There's a vanilla 2TB plan for $10/month, the plan with 2TB and Gemini is $20/month. You could say that Gemini is $10/month then, but if you don't actually need 2TB or the other benefits then you're effectively paying $20/month because you can't unbundle Gemini from everything else.
Wait, where's this $10/month plan? I don't see it. I see it at https://one.google.com/about, but I can't actually choose that.
Edit: I found the answer on Reddit, as usual. You need to go to your plan settings and only then is the plan available under one.google.com/settings. That's the only way to downgrade.
I have Gemini Advanced but I can't tell which model it is, yeah. Same problem. Whatever it is, it's useless. GPT-2 level. Can't do anything reasonable.
Claude 3.5 Sonnet and ChatGPT-4o are roughly the same with the former pipping it for me and then out there is this shitty Google product that is worse than Llama-3 running on my own laptop. Even Llama-3 is better at remembering what's going on.
Fortunately, this time I managed to look it up and I have it for free because I have Google One 5TB, apparently. And there's no way to spend more money so that's what I have. It's so bad that when Claude and ChatGPT run out of messages for me I just use local Llama rather than use Gemini. Atrocious product.
In my experience, the latest experimental model is a bit better than the latest Claude/ChatGPT at creativity, but a little worse at general reasoning. They're still mostly comparable and certainly of the same generation.
Where it truly stands out is the 2M context window. That's game-changing for things like analyzing publications and books.

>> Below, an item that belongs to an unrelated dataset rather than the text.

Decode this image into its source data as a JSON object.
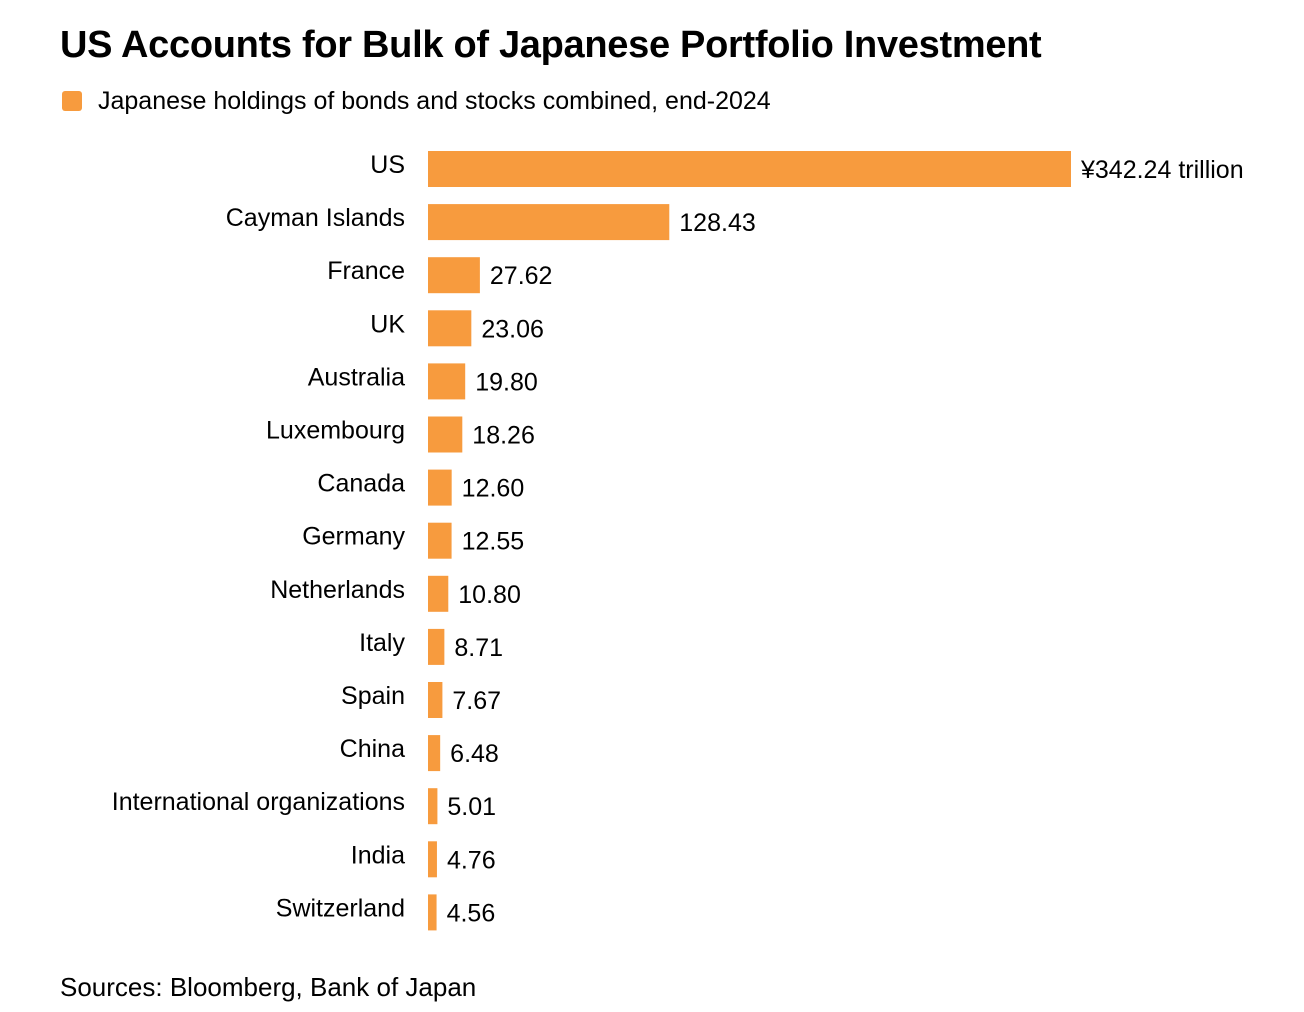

Yeah, in practice, for the tasks I set it. High hallucination rate. Low context window. Frequently refuses to act and suggests Googling. If the other guys didn't exist, it could be useful, but as it stands it's as useful as GPT-2 because neither of them hit the threshold of usefulness.
I'm sure some benchmarks are decent but when Google finally shutters the chatbot I'll be glad because then I won't constantly be wondering if I'm paying for it.

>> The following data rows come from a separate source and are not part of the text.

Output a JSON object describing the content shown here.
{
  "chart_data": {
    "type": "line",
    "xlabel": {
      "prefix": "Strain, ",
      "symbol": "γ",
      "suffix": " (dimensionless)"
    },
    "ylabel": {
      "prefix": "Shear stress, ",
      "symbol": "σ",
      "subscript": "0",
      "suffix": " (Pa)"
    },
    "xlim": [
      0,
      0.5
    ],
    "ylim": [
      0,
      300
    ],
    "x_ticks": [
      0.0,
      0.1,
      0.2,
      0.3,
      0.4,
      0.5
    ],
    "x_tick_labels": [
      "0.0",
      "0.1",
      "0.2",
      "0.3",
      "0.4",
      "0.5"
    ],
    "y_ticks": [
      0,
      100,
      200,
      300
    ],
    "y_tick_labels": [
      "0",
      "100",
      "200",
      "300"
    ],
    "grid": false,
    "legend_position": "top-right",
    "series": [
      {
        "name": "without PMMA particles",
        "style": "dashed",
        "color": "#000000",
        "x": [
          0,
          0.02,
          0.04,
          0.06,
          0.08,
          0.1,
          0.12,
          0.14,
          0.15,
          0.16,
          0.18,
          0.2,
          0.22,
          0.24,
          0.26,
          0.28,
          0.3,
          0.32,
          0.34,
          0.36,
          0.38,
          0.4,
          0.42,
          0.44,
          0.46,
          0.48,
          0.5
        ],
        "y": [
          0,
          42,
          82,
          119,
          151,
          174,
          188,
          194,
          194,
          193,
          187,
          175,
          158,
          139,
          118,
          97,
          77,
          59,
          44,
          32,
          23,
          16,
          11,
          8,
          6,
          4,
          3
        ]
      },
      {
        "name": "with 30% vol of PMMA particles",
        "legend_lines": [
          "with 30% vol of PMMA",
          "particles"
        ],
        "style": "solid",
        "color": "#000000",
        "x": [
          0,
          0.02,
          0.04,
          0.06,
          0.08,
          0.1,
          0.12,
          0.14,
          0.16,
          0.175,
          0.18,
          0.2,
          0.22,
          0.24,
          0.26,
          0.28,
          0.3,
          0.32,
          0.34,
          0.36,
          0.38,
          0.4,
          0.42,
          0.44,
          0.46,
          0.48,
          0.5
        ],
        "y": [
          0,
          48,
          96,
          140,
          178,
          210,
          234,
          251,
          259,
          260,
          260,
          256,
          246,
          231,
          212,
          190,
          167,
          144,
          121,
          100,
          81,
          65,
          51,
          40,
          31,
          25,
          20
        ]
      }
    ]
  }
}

It's a shame because Google's AI features otherwise are incredible. Google Photos has fantastic facial recognition, and I can search it with descriptions of photos and it finds them. Their keyboard is pretty good. But Gemini Advanced is better off not existing. If it's the same team, I suppose they can't keep making hits. If it's a different team, then they're two orders of magnitude less capable.
It doesn't actually work. I pasted in a House Resolution and asked it a question and it immediately spazzed and asked me to Google. I used Claude and it just worked. That's the thing about Gemini: it has a lot of stats but it doesn't work. With Claude I could then ask it the section and look at the actual text. With Gemini it just doesn't do it at all.
This feels a lot like when people would tell me how the HP laptop had more gigahertz and stuff and it would inevitably suck compared to a Mac.
The output from an LLM is like the path a marble takes across a surface shaped by its training data and answers to “why” questions just continue the marble’s path. You may get good sounding answers to your why questions but they are just good sounding answers and not the real reasons because LLM’s lack the ability to introspect their own thinking. Note: Humans do not have this ability either unless using formal step by step reasoning.
I pay for Gemini Advanced and it's much better than GPT-2, I think. I often search the same thing between Gemini and GPT-4 and it's a toss up which is better (they each get questions right when the other gets it wrong, sometimes).
But recently I asked Gemini "Bill Clinton is famous for his charisma and ability to talk with people. Did he ever share tips on how he does it?" and Gemini responded with some generic "can't talk about politics" answer, which was a real turn-off.
They're making the mistake of optimizing for general case users (who don't care about model version) when they need to attract power users so that they can find product-market fit.